Microalloying-driven asynchronous precipitation for elevated-temperature strengthening in Al–Si–Cu–Ni alloy

A multi-microalloyed Al–12Si–4.5Cu–2Ni alloy strengthened with Sc, Zr, V, and Er was developed via squeeze casting and two-stage heat treatment. The alloy exhibited excellent mechanical strength at both room and elevated temperatures, retaining an average tensile strength of 143.8 MPa at 350 °C. Nanoscale L1₂-Al₃M (M=Sc, Zr, Er) precipitates and refined intermetallics (Al₃Ni, Al₇Cu₄Ni, Al₈Cu₄Sc) provided dual strengthening through intragranular hardening and intergranular pinning.
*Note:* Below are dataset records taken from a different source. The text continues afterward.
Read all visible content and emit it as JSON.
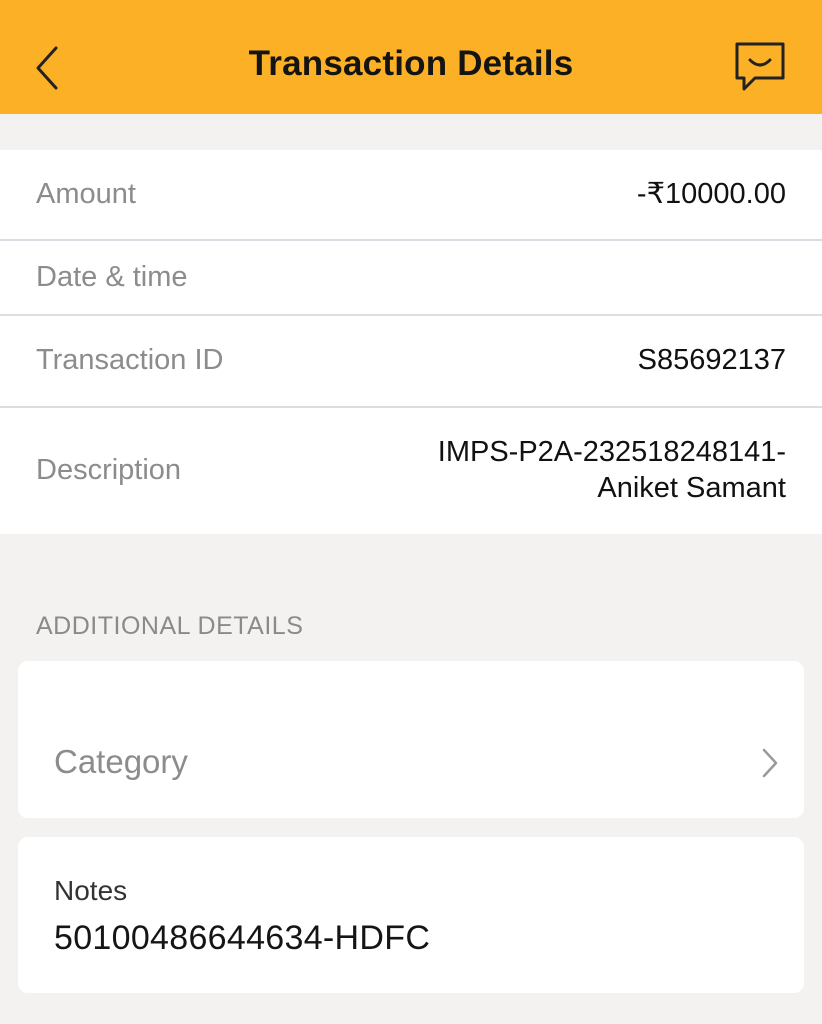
{
  "header": {
    "title": "Transaction Details",
    "back_icon": "chevron-left-icon",
    "chat_icon": "chat-bubble-icon",
    "background_color": "#fbb026"
  },
  "details": {
    "amount_label": "Amount",
    "amount_value": "-₹10000.00",
    "datetime_label": "Date & time",
    "datetime_value": "",
    "transaction_id_label": "Transaction ID",
    "transaction_id_value": "S85692137",
    "description_label": "Description",
    "description_line1": "IMPS-P2A-232518248141-",
    "description_line2": "Aniket Samant"
  },
  "additional": {
    "section_title": "ADDITIONAL DETAILS",
    "category_label": "Category",
    "category_icon": "chevron-right-icon",
    "notes_label": "Notes",
    "notes_value": "50100486644634-HDFC"
  }
}
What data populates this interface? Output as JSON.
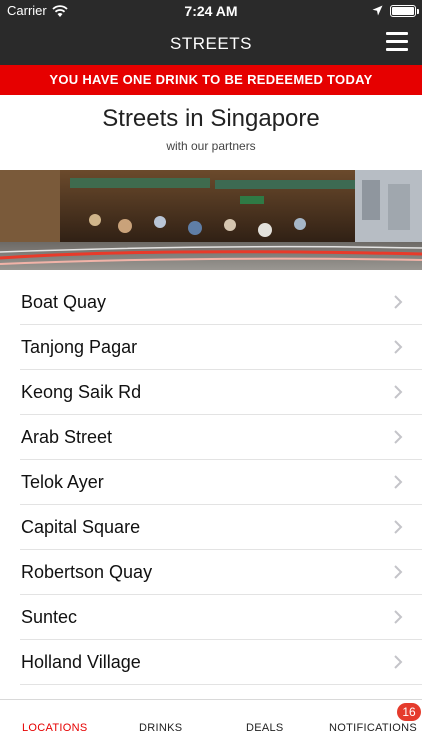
{
  "status_bar": {
    "carrier": "Carrier",
    "time": "7:24 AM"
  },
  "nav": {
    "title": "STREETS"
  },
  "banner": {
    "text": "YOU HAVE ONE DRINK TO BE REDEEMED TODAY"
  },
  "header": {
    "title": "Streets in Singapore",
    "subtitle": "with our partners"
  },
  "streets": [
    {
      "label": "Boat Quay"
    },
    {
      "label": "Tanjong Pagar"
    },
    {
      "label": "Keong Saik Rd"
    },
    {
      "label": "Arab Street"
    },
    {
      "label": "Telok Ayer"
    },
    {
      "label": "Capital Square"
    },
    {
      "label": "Robertson Quay"
    },
    {
      "label": "Suntec"
    },
    {
      "label": "Holland Village"
    }
  ],
  "tabs": [
    {
      "label": "LOCATIONS",
      "active": true
    },
    {
      "label": "DRINKS",
      "active": false
    },
    {
      "label": "DEALS",
      "active": false
    },
    {
      "label": "NOTIFICATIONS",
      "active": false
    }
  ],
  "notifications_badge": "16",
  "colors": {
    "accent": "#e60000",
    "bar": "#2a2a2a",
    "badge": "#e53b2c"
  },
  "icons": {
    "wifi": "wifi-icon",
    "location": "location-arrow-icon",
    "battery": "battery-icon",
    "menu": "hamburger-menu-icon",
    "chevron": "chevron-right-icon"
  }
}
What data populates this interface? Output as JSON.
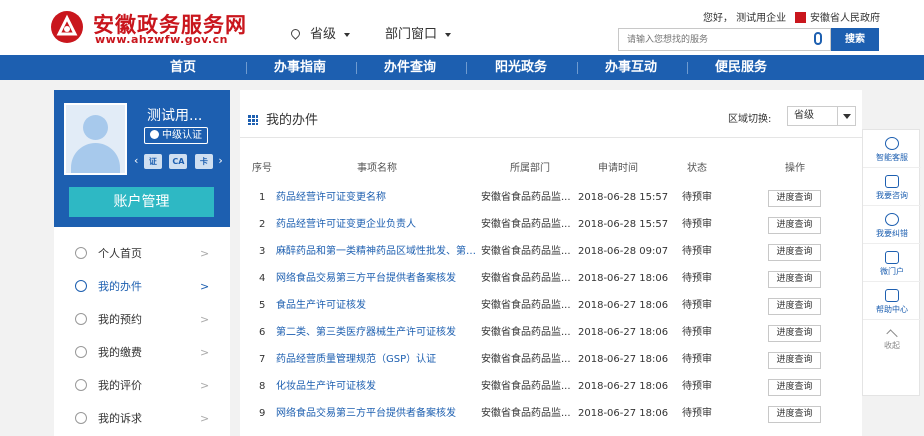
{
  "header": {
    "logo_cn": "安徽政务服务网",
    "logo_en": "www.ahzwfw.gov.cn",
    "location": "省级",
    "department": "部门窗口",
    "greeting": "您好，  测试用企业",
    "gov_link": "安徽省人民政府",
    "search_placeholder": "请输入您想找的服务",
    "search_button": "搜索"
  },
  "nav": {
    "items": [
      "首页",
      "办事指南",
      "办件查询",
      "阳光政务",
      "办事互动",
      "便民服务"
    ]
  },
  "profile": {
    "username": "测试用...",
    "cert_badge": "中级认证",
    "auth_left": "‹",
    "auth_chip_1": "证",
    "auth_chip_2": "CA",
    "auth_chip_3": "卡",
    "auth_right": "›",
    "account_button": "账户管理"
  },
  "sidebar": {
    "items": [
      {
        "label": "个人首页",
        "arrow": ">"
      },
      {
        "label": "我的办件",
        "arrow": ">"
      },
      {
        "label": "我的预约",
        "arrow": ">"
      },
      {
        "label": "我的缴费",
        "arrow": ">"
      },
      {
        "label": "我的评价",
        "arrow": ">"
      },
      {
        "label": "我的诉求",
        "arrow": ">"
      }
    ],
    "active_index": 1
  },
  "main": {
    "title": "我的办件",
    "region_label": "区域切换:",
    "region_value": "省级",
    "columns": [
      "序号",
      "事项名称",
      "所属部门",
      "申请时间",
      "状态",
      "操作"
    ],
    "rows": [
      {
        "num": "1",
        "name": "药品经营许可证变更名称",
        "dept": "安徽省食品药品监...",
        "time": "2018-06-28 15:57",
        "status": "待预审",
        "op": "进度查询"
      },
      {
        "num": "2",
        "name": "药品经营许可证变更企业负责人",
        "dept": "安徽省食品药品监...",
        "time": "2018-06-28 15:57",
        "status": "待预审",
        "op": "进度查询"
      },
      {
        "num": "3",
        "name": "麻醉药品和第一类精神药品区域性批发、第二...",
        "dept": "安徽省食品药品监...",
        "time": "2018-06-28 09:07",
        "status": "待预审",
        "op": "进度查询"
      },
      {
        "num": "4",
        "name": "网络食品交易第三方平台提供者备案核发",
        "dept": "安徽省食品药品监...",
        "time": "2018-06-27 18:06",
        "status": "待预审",
        "op": "进度查询"
      },
      {
        "num": "5",
        "name": "食品生产许可证核发",
        "dept": "安徽省食品药品监...",
        "time": "2018-06-27 18:06",
        "status": "待预审",
        "op": "进度查询"
      },
      {
        "num": "6",
        "name": "第二类、第三类医疗器械生产许可证核发",
        "dept": "安徽省食品药品监...",
        "time": "2018-06-27 18:06",
        "status": "待预审",
        "op": "进度查询"
      },
      {
        "num": "7",
        "name": "药品经营质量管理规范（GSP）认证",
        "dept": "安徽省食品药品监...",
        "time": "2018-06-27 18:06",
        "status": "待预审",
        "op": "进度查询"
      },
      {
        "num": "8",
        "name": "化妆品生产许可证核发",
        "dept": "安徽省食品药品监...",
        "time": "2018-06-27 18:06",
        "status": "待预审",
        "op": "进度查询"
      },
      {
        "num": "9",
        "name": "网络食品交易第三方平台提供者备案核发",
        "dept": "安徽省食品药品监...",
        "time": "2018-06-27 18:06",
        "status": "待预审",
        "op": "进度查询"
      }
    ]
  },
  "float_bar": {
    "items": [
      "智能客服",
      "我要咨询",
      "我要纠错",
      "微门户",
      "帮助中心",
      "收起"
    ]
  },
  "colors": {
    "brand_red": "#c9161d",
    "nav_blue": "#1d5fb0",
    "account_teal": "#2eb8c4"
  }
}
Aging induced dense GP zones and θ″/θ′ precipitates, whose coarsening was effectively suppressed by solute drag effects from Sc, V, and Er. Thermodynamic simulations and Transmission electron microscope (TEM) analysis revealed asynchronous precipitation behavior: θ′ (Al₂Cu) formed earlier than β″ (Mg₂Si), despite faster Mg diffusion. First-principles calculations showed a much higher defect formation energy for Mg₂Si (11.27 eV) than for Al₂Cu (1.42 eV), confirming its delayed nucleation and enhanced thermal stability. The coarsening rate of θ′ and β″ precipitates was significantly reduced (1.62×10⁻²⁷ and 2.9×10⁻²⁸ m/s) compared to conventional alloys. This work demonstrates that composite microalloying, combined with tailored heat treatments, enables asynchronous precipitation and improves the high-temperature performance of Al–Si–Cu–Ni alloys.